No, not because I want to save the dying race of tangible libraries.
We're actually that cool.
As a homeschooled kid, I didn't have a "first day of school" in a classroom until I was sixteen years old and a junior in high school. Naturally, the world of lockers, due dates, and seemingly pointless rules (I really can't chew gum and I HAVE to wear shoes?!) seemed exotic and adventurous to my eager self.
I remember the first time I sat down in a classroom. I set my books on the table, surveyed the class, did a double take, and made that epic, mortifying discovery many students have made: wrong classroom
My fair, freckled skin turned a bright rose and I scurried from the classroom, and eventually found the right classroom. I sat down with relief and tried to figure out what to do with my pen besides chew on it.
And I remember the first time I felt at home in a classroom. It was in Mrs. Huff's junior English class at Bob Jones Academy and we carted hardback American Lit books to the classrooms, where we sat with rapt attention and soaked in a world comprised of words, stories, themes, and brilliant authors. At least I did. I was in heaven. Three thousand miles away from my childhood home in bucolic fields of northern California, I had found a niche at a conservative Christian prep school in South Carolina. My peasant skirts, two toned Mary Janes, trendy, fitted zip up hoodies, and fly away curls set me apart from my immaculately attired peers. But my love and understand of Hawthorne, Poe, and Thoreau drew them to that smart girl from California--me.
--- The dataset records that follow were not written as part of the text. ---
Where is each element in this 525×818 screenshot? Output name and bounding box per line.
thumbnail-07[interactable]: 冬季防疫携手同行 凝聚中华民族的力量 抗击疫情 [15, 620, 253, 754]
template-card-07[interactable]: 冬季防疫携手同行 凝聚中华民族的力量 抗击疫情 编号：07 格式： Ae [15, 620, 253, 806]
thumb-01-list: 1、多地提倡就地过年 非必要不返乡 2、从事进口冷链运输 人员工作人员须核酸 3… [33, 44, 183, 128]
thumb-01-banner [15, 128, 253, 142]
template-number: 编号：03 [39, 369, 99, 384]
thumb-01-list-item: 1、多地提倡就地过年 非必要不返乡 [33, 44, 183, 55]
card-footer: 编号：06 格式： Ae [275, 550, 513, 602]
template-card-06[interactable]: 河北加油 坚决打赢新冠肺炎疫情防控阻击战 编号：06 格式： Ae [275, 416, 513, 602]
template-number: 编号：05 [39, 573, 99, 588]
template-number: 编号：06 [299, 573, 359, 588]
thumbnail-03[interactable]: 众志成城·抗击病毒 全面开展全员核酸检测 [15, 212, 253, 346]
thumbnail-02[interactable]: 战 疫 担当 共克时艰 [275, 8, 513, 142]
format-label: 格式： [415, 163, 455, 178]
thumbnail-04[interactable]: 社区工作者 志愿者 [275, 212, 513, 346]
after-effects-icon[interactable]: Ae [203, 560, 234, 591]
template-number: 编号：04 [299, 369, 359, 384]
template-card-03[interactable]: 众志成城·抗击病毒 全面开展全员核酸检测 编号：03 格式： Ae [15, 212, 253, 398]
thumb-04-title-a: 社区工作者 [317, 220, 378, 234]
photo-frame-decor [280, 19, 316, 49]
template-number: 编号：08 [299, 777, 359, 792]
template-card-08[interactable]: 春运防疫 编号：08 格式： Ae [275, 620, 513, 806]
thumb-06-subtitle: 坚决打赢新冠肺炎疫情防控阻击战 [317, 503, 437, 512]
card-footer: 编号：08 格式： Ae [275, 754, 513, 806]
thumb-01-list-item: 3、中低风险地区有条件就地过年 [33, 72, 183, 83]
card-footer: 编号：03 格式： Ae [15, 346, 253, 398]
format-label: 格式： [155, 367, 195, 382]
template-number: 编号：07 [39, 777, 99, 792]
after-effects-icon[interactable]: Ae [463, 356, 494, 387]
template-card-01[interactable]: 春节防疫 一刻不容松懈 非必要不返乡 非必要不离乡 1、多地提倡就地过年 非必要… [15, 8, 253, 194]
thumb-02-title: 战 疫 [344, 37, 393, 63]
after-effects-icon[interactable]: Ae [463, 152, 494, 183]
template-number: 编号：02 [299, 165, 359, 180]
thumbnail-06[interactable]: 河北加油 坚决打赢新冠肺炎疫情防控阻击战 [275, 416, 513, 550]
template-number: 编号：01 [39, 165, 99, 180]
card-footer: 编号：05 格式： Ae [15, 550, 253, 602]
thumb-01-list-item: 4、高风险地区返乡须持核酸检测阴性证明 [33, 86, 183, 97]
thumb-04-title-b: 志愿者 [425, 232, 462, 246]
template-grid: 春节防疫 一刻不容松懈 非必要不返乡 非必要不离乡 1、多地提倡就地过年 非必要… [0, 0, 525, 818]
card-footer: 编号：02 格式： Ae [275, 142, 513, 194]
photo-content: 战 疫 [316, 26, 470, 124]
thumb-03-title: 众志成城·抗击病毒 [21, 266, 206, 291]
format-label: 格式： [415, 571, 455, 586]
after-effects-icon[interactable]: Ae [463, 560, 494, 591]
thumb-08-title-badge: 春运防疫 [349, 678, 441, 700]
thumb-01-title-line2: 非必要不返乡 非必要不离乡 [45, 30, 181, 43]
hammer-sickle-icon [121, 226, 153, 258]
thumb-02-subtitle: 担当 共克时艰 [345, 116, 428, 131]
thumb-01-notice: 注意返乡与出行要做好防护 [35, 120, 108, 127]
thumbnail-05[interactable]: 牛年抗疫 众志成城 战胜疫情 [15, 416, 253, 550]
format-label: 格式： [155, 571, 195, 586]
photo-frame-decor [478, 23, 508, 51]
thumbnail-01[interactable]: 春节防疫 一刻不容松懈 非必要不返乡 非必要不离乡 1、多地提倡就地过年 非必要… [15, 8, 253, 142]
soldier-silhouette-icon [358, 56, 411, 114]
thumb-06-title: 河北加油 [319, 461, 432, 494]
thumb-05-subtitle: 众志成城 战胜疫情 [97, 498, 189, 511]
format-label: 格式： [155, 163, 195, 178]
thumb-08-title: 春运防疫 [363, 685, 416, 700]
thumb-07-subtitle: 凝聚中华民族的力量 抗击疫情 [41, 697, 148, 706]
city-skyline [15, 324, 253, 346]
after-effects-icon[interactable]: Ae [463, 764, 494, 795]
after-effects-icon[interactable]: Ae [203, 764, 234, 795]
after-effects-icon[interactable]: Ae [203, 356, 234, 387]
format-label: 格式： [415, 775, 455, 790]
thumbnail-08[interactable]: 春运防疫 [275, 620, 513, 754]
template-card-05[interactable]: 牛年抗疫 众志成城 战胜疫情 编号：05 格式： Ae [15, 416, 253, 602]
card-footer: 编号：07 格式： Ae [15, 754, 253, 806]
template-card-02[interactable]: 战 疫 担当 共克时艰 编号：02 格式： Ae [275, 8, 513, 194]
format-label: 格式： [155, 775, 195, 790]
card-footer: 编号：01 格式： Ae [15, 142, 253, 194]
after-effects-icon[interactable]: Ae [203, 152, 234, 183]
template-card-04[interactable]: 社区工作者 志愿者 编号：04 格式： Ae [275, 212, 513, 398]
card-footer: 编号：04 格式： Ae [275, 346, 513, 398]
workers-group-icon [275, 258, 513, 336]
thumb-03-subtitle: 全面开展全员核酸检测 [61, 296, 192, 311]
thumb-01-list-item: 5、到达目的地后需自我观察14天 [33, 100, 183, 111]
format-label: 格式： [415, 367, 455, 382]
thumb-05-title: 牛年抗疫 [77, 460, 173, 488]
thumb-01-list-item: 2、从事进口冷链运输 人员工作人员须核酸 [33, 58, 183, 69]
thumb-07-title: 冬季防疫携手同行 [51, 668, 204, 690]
I never wanted to leave Mrs. Huff's class. The bell that signified the end of the period was more like a funeral dirge for my eager mind. I wished for English class to happen six times a day.
It was then that I decided an English degree might be in my future.
My first semester of college started a semester later than I had always planned, as I stayed home to work the first semester.
It was much easier than my advisers warned, and my distracted self was delighted to turn in the weekly paper or project instead of the daily homework.
It was also not quite as fun as I had dreamed and vastly more expensive than I had ever imagined, and the idealistic teenager, who had dreamed of days of English classes slowly faded in the background.
Work became my passion, as I sought creative ways to pay exorbitant tuition rates.
Reading luxuriously, as I delved deeper into the works of the masters, and thinking inquisitively and ingeniously became a privilege of the past. Homework was something done quickly when there was a spare moment, papers written furiously--with no thought given of impressing the professor. Completion and and a reasonable grade became my goal. I began to wonder why I had ever decided to major in English. Where was my future?
It was Milton who brought me back. Milton and my hefty anthology of African American literature. I'd studied Paradise Lost in high school, and liked it as well as any seventeen year old with a knack for reading and a penchant for literary analysis. In my upper division classes college class, however, Milton was explored in a bright array of different lights. He was peeled back contextually, challenged theologically, and I carried Paradise Lost in my right hand and the Cambridge Companion to Milton in my left. I began to feel as if I knew and understood Milton--or at least a tiny facet of his mind. The Milton of my high school English classes was just snippet of the Milton of my Seventeenth Century British Authors class, which of course barely tapped the surface of the gold mine of Milton genius.
I gazed at my anthologies and dreamed of the day I could share these fascinating ideas with my high school students, people who existed clearly and vividly in my mind's eye.
I began to feel a kinship with that sixteen that felt at home in Mrs. Huff's English class.
But it wasn't just the author who penned an epic work while blind, who rekindled my love affair with English classes. It was the courageous, articulate, and passionate authors found within the pages of my chunky, dilapidated copy of The Norton Anthology of African American Literature. I discovered the authors living in those pages numbered more than Washington and DuBois, but as I read those two in context, I admired their skill, the quality of their debate, and the hopes they imbued in their writing. I met Equiano, Wheatley, McKay, and Hansberry and became instant fans of their spirit, erudition and passion. I ached to become Locke's student and dissect his works. I listened to the cries of Malcolm X. and Dr. King, and pondered why history moved so slowly in some areas of freedom. I cried with Morrison,heard Angelou sing, and realized that the span and depth of American literature was much deeper and richer than Realists versus Transcendentalists. I ached to share this new found knowledge with younger members of my generation and future generations.
Suddenly, my syllabi became a launching point for lectures that I would pontificate upon to my future students. Daily experiences became anecdotes to be shared with bored high school students on an off day. The spark that had been kindled in my sixteen year old heart and mind became a crimson and orange wildfire in my jaded college student heart.
I remembered why I wanted to major in English, to teach it, to insure that the works collected over the past hundreds of years remain intact and read by future generations. I majored in English because I love it. I will teach English because I am passionate about it. I will share it because erudition--in the sense of the writers who have helped shaped our history--is a worthy cause.
Yes, I chose a major everyone loves to mock as being a freeway to poverty--and rightly so. But because of my near-obsession not taking out loans, prowess in editing papers, and penchant for elucidating the the works of authors from Hawthorn to O'Connor to my confused peers, I'm well on my way to a career of dashing high school egos with a red pen.